Viele sind vor allem geschockt davon, dass es sowas wie unseren aktuellen Alltag hier gibt. Ich kann nicht sagen, dass wir uns daran gewöhnt hätten, aber finde bemerkenswert, wie schnell es Alltag wird, eben hinzunehmen, dass da immer diese Männer herumstehen. Die nicht zu tun haben, als 10 Minuten abends auf der Straße einen Aufkleber an einem Laternenpfahl zu studieren, weil wir spazieren gehen und diskutierend einen Moment stehen bleiben. Als ich ihn bemerkte, musste ich grinsen. Er grinste zurück. Sehr surreal. Andere brauchen genauso lange zum Einkaufen wie wir, die wir einen Familien-Wochenendeinkauf machen, und finden nur eine Mineralwasserflasche. Gucken aber in alle Regale, in die wir auch schon geschaut haben. (Wer weiss, vielleicht sind "die Depots" bei Kaisers im Marmeladenregal? Zu "den Depots" mehr unter 'So allein heut abend?').
Meine erster Gedanke, als die Vorhut des LKA Berlin am 31.7. bei uns in der Wohnung stand und mich anschrie (das BKA kam erst später, weil sie es aus Meckenheim nicht zu um 7 Uhr morgens geschafft hatten), war "Oh. So ist das also." Danach dachte ich eine ganze Weile lang nicht mehr so viel. In den Wochen danach, in meinem neuen Alltag allein mit zwei Kindern, zwischen Anwältin, unendlich vielen Menschen, die helfen wollten und der Realität, angeblich mit einem von Deutschlands Top-Terroristen liiert zu sein (wir sind übrigens nicht verheiratet), habe ich lange gebraucht, wieder Boden unter die Füße zu kriegen. Der Graben zwischen dem Bewusstsein, dass die ganzen Puzzlesteine, die die terroristische Identität belegen sollen, im wirklichen Leben jede Satire überholen, und andererseits dem Wissen, dass das kein Spaß ist, sondern völlig ernst gemeint, ist ziemlich tief. Beides in einem Kopf zu einer Realität zusammen zu bringen, ist nicht so einfach. Als Andrej nach drei Wochen Moabit wieder da war, wurde es etwas besser. Wir gewöhnen uns zu schnell an Dinge, und deswegen ist es gut zu lesen, wieviele das alles überhaupt nicht normal finden.

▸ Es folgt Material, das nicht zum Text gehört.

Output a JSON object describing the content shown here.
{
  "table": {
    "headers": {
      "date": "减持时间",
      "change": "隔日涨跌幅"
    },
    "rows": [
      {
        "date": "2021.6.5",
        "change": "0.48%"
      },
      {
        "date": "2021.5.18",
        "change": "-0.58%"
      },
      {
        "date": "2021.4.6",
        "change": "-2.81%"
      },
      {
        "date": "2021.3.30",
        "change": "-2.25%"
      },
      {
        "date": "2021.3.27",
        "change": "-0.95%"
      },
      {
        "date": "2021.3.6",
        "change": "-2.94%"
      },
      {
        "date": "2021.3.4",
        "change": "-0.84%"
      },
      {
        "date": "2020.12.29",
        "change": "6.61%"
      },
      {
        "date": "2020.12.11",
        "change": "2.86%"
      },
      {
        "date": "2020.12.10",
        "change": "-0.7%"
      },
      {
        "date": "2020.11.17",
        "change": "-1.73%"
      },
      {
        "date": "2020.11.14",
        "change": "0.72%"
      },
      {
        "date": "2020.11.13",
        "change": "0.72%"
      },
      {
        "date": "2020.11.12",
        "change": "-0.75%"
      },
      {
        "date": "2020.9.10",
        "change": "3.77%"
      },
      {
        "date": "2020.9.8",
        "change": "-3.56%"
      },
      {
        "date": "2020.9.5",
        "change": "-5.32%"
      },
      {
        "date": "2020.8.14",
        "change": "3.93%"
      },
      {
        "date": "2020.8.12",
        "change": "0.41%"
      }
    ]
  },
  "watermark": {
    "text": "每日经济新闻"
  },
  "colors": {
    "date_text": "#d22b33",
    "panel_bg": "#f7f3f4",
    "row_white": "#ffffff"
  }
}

Ich würde die aktuelle Aufmerksamkeit gern für etwas nutzen, das uns sofort wieder in die Niederungen der Ebene führt, aber uns auch sehr nahe geht. Dieses Verfahren kostet unglaublich viel Geld. Weder Andrej noch ich werden plötzlich mit der Sorte lukrativer Aufträge überschüttet, die uns zumindest die finanzielle Seite dieses Desasters gut aushalten ließen. Auch unsere Tage haben nur 24 Stunden, wir haben Kinder, die das alles nicht lustig finden und uns also mehr brauchen, und die Bewältigung des alltäglichen Wahnsinns frisst Zeit und Kraft.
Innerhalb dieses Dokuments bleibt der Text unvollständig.